Notably, the jurors within the Edwards trial by no means heard from the 2 donors who funded the key funds. Banking heiress Rachel “Bunny” Mellon, who offered greater than $700,000, was too frail at 101 to seem in courtroom; the opposite, Fred Baron – a Texas lawyer and Edwards’ one-time finance chairman – had died earlier than the trial started.
And the protection challenged the credibility of the prosecution’s star witness, Andrew Younger – a one-time Edwards aide who mentioned he falsely claimed paternity of the kid that Edwards fathered on the politician’s behest.
Any costs involving the Daniels payoff seemingly would middle on proof from Trump’s former lawyer and fixer, Michael Cohen, who organized the funds to Daniels in late October 2016 and testified lately earlier than the Manhattan grand jury.
Trump and his allies have mentioned Cohen, who served greater than a yr in jail after pleading responsible in reference to the hush-money scheme and different monetary and tax crimes, is a convicted perjurer who can’t be trusted. And final week, Cohen’s one-time lawyer Robert Costello, testified earlier than the grand jury on the request of Trump attorneys as a part of an effort to chip away at Cohen’s reliability as a witness.
Younger’s credibility was “entrance and middle” on the Edwards’ trial and “that would be the case right here with Michael Cohen,” famous Elon College’s Friedland.
For his half, Cohen has sought to place Trump on the middle of the payoff scheme, telling a congressional committee in 2019 that his former boss directed him to take out a home-equity line of credit score and use that cash to acquire Daniels’ silence with a view to “forestall harm to his marketing campaign.”
Cohen was reimbursed in installments after submitting invoices claiming the payments have been a part of a “retainer settlement.” Trump’s real-estate firm “falsely accounted for these funds as ‘authorized bills,’” federal prosecutors wrote in Cohen’s 2018 sentencing memo.
Conservative authorized commentators lengthy have maintained that it was a stretch to have Cohen plead responsible to a criminal offense within the payoff scheme within the first place.
“On the very least, the regulation is murky about whether or not paying hush cash to a mistress is a ‘marketing campaign expense’ or a private expense,” Brad Smith, a former Republican member of the Federal Election Fee, wrote in a Washington Submit op-ed on the time.
CNN has beforehand reported that Manhattan prosecutors are weighing whether or not to cost the previous president with falsifying enterprise data of the Trump Group over how the reimbursements to Cohen have been characterised.
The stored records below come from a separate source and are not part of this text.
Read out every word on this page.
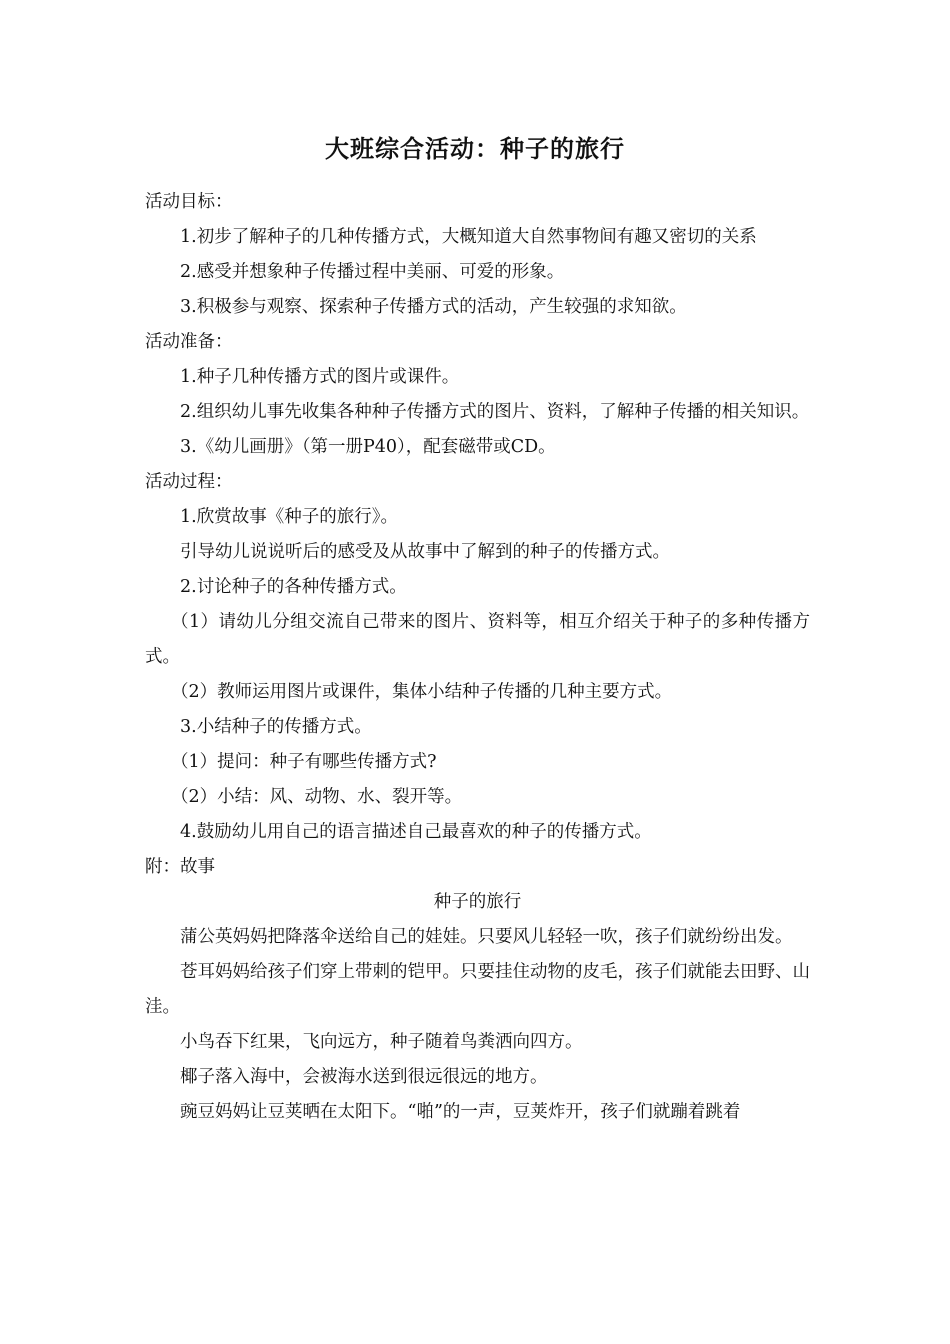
大班综合活动：种子的旅行
活动目标：
1.初步了解种子的几种传播方式，大概知道大自然事物间有趣又密切的关系
2.感受并想象种子传播过程中美丽、可爱的形象。
3.积极参与观察、探索种子传播方式的活动，产生较强的求知欲。
活动准备：
1.种子几种传播方式的图片或课件。
2.组织幼儿事先收集各种种子传播方式的图片、资料，了解种子传播的相关知识。
3.《幼儿画册》（第一册P40），配套磁带或CD。
活动过程：
1.欣赏故事《种子的旅行》。
引导幼儿说说听后的感受及从故事中了解到的种子的传播方式。
2.讨论种子的各种传播方式。
（1）请幼儿分组交流自己带来的图片、资料等，相互介绍关于种子的多种传播方式。
（2）教师运用图片或课件，集体小结种子传播的几种主要方式。
3.小结种子的传播方式。
（1）提问：种子有哪些传播方式?
（2）小结：风、动物、水、裂开等。
4.鼓励幼儿用自己的语言描述自己最喜欢的种子的传播方式。
附：故事
种子的旅行
蒲公英妈妈把降落伞送给自己的娃娃。只要风儿轻轻一吹，孩子们就纷纷出发。
苍耳妈妈给孩子们穿上带刺的铠甲。只要挂住动物的皮毛，孩子们就能去田野、山洼。
小鸟吞下红果，飞向远方，种子随着鸟粪洒向四方。
椰子落入海中，会被海水送到很远很远的地方。
豌豆妈妈让豆荚晒在太阳下。“啪”的一声，豆荚炸开，孩子们就蹦着跳着
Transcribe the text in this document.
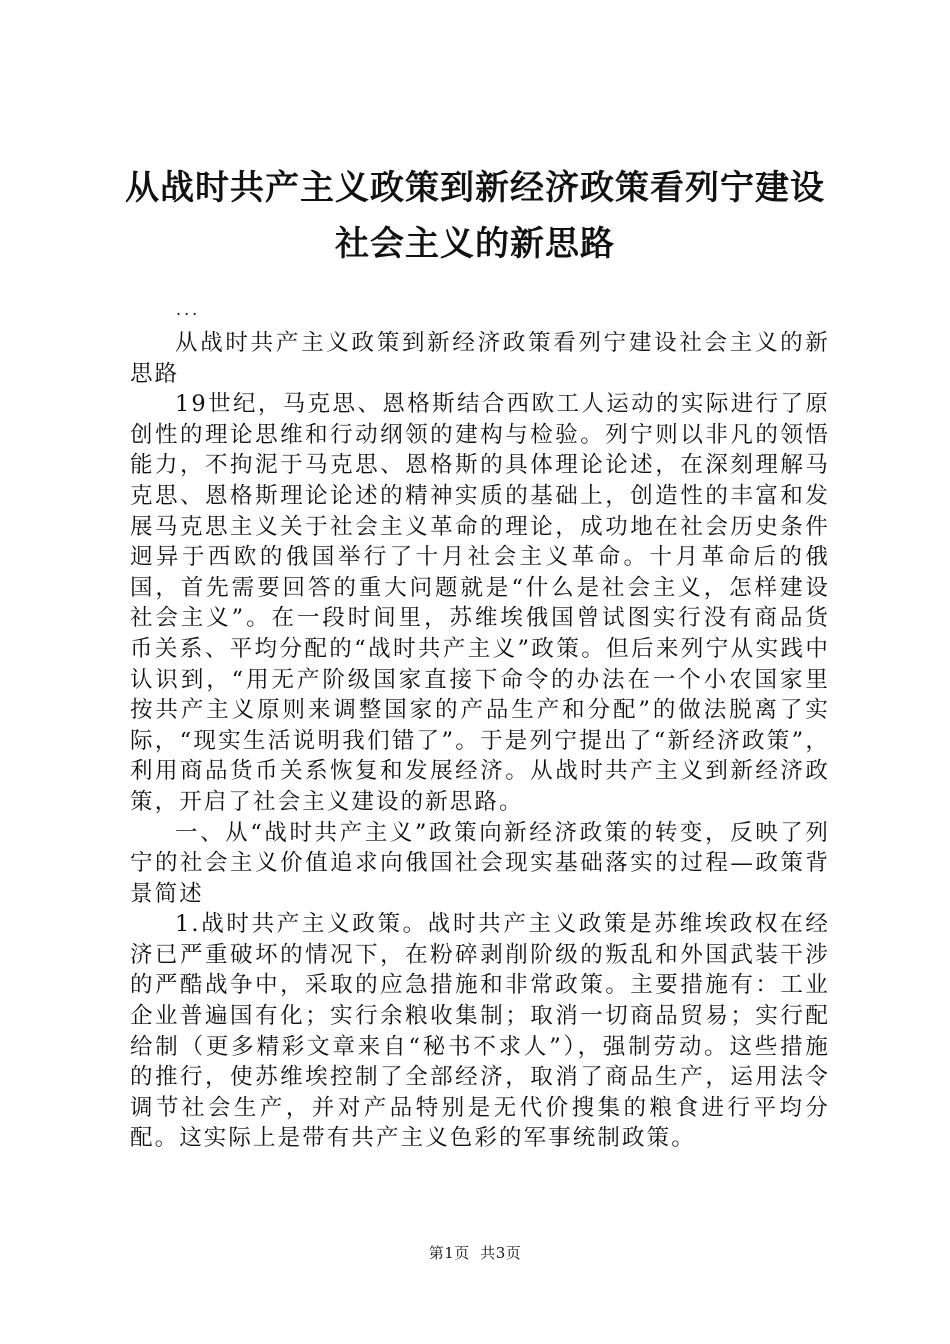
从战时共产主义政策到新经济政策看列宁建设
社会主义的新思路
...

从战时共产主义政策到新经济政策看列宁建设社会主义的新思路

19世纪，马克思、恩格斯结合西欧工人运动的实际进行了原创性的理论思维和行动纲领的建构与检验。列宁则以非凡的领悟能力，不拘泥于马克思、恩格斯的具体理论论述，在深刻理解马克思、恩格斯理论论述的精神实质的基础上，创造性的丰富和发展马克思主义关于社会主义革命的理论，成功地在社会历史条件迥异于西欧的俄国举行了十月社会主义革命。十月革命后的俄国，首先需要回答的重大问题就是“什么是社会主义，怎样建设社会主义”。在一段时间里，苏维埃俄国曾试图实行没有商品货币关系、平均分配的“战时共产主义”政策。但后来列宁从实践中认识到，“用无产阶级国家直接下命令的办法在一个小农国家里按共产主义原则来调整国家的产品生产和分配”的做法脱离了实际，“现实生活说明我们错了”。于是列宁提出了“新经济政策”，利用商品货币关系恢复和发展经济。从战时共产主义到新经济政策，开启了社会主义建设的新思路。

一、从“战时共产主义”政策向新经济政策的转变，反映了列宁的社会主义价值追求向俄国社会现实基础落实的过程—政策背景简述

1.战时共产主义政策。战时共产主义政策是苏维埃政权在经济已严重破坏的情况下，在粉碎剥削阶级的叛乱和外国武装干涉的严酷战争中，采取的应急措施和非常政策。主要措施有：工业企业普遍国有化；实行余粮收集制；取消一切商品贸易；实行配给制（更多精彩文章来自“秘书不求人”），强制劳动。这些措施的推行，使苏维埃控制了全部经济，取消了商品生产，运用法令调节社会生产，并对产品特别是无代价搜集的粮食进行平均分配。这实际上是带有共产主义色彩的军事统制政策。

第1页  共3页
Below state regulation, falsifying enterprise data is a misdemeanor. To convey a extra critical cost, prosecutors must reveal it was carried out to advance or conceal one other crime, comparable to breaking election regulation, authorized specialists say.
However policing legal violations of federal marketing campaign statutes is the purview of the US Division of Justice. And searching for to hyperlink federal election regulation to a possible violation of state regulation could be troublesome, mentioned Richard Hasen, an election regulation knowledgeable and regulation professor on the College of California-Los Angeles
“It isn’t a violation of state regulation to not observe federal regulation, so it’s exhausting to see how that federal cost traces up with the state cost,” Hasen mentioned.
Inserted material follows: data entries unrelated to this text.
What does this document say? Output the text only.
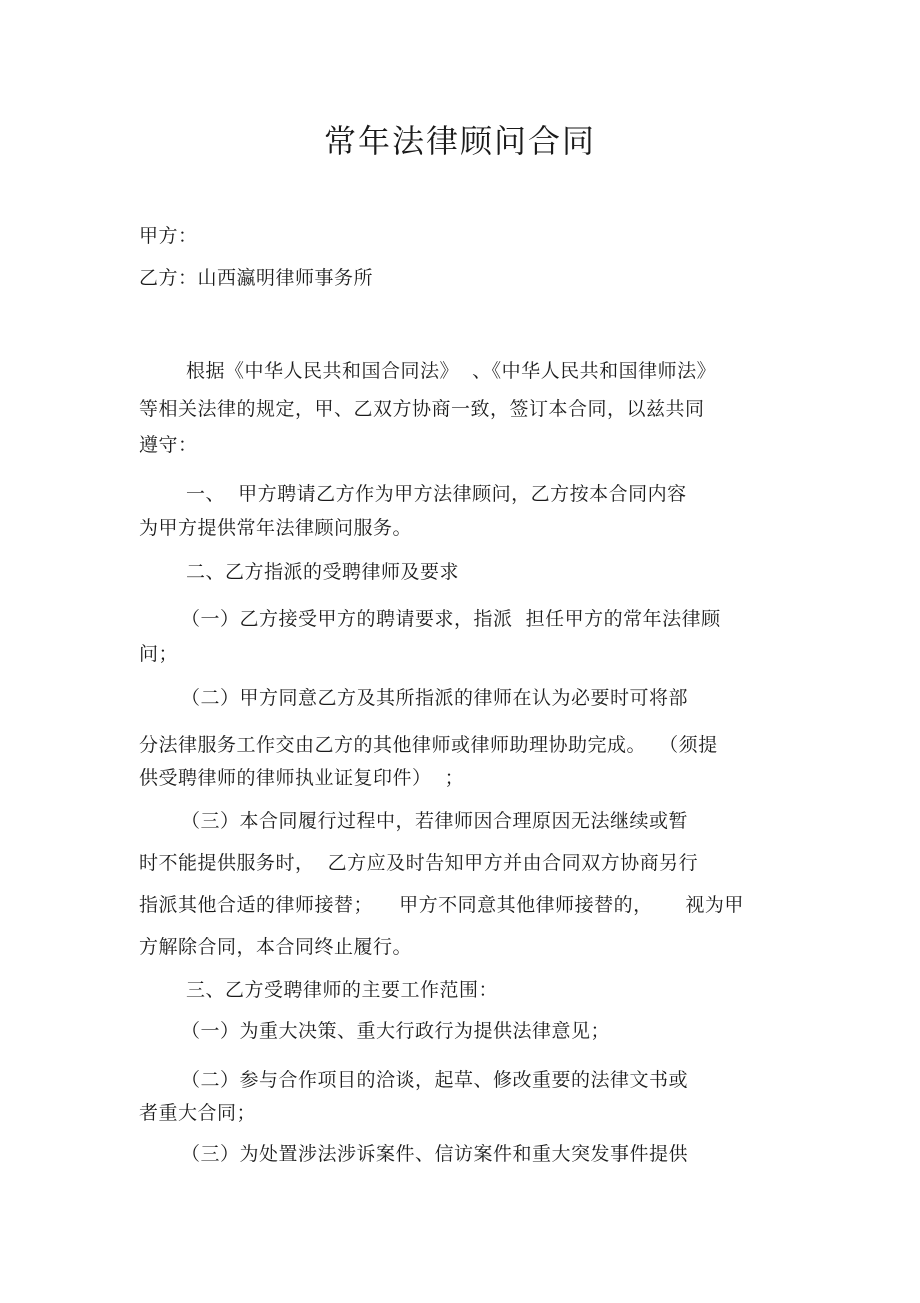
常年法律顾问合同
甲方：
乙方：山西瀛明律师事务所
根据《中华人民共和国合同法》  、《中华人民共和国律师法》
等相关法律的规定，甲、乙双方协商一致，签订本合同，以兹共同
遵守：
一、  甲方聘请乙方作为甲方法律顾问，乙方按本合同内容
为甲方提供常年法律顾问服务。
二、乙方指派的受聘律师及要求
（一）乙方接受甲方的聘请要求，指派  担任甲方的常年法律顾
问；
（二）甲方同意乙方及其所指派的律师在认为必要时可将部
分法律服务工作交由乙方的其他律师或律师助理协助完成。  （须提
供受聘律师的律师执业证复印件）  ；
（三）本合同履行过程中，若律师因合理原因无法继续或暂
时不能提供服务时，  乙方应及时告知甲方并由合同双方协商另行
指派其他合适的律师接替；    甲方不同意其他律师接替的，     视为甲
方解除合同，本合同终止履行。
三、乙方受聘律师的主要工作范围：
（一）为重大决策、重大行政行为提供法律意见；
（二）参与合作项目的洽谈，起草、修改重要的法律文书或
者重大合同；
（三）为处置涉法涉诉案件、信访案件和重大突发事件提供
Regardless of the core similarity between the Edwards prosecution and what Trump may face, “the distinction right here is that we now have a state prosecutor bringing the cost, versus a federal prosecutor within the John Edwards case,” mentioned Jerry H. Goldfeder, a veteran election and campaign-finance lawyer at Stroock & Stroock & Lavan.
“I imagine it’s untested for a state prosecutor to convey a case in opposition to a federal candidate,” he added. “However we will see the way it seems.”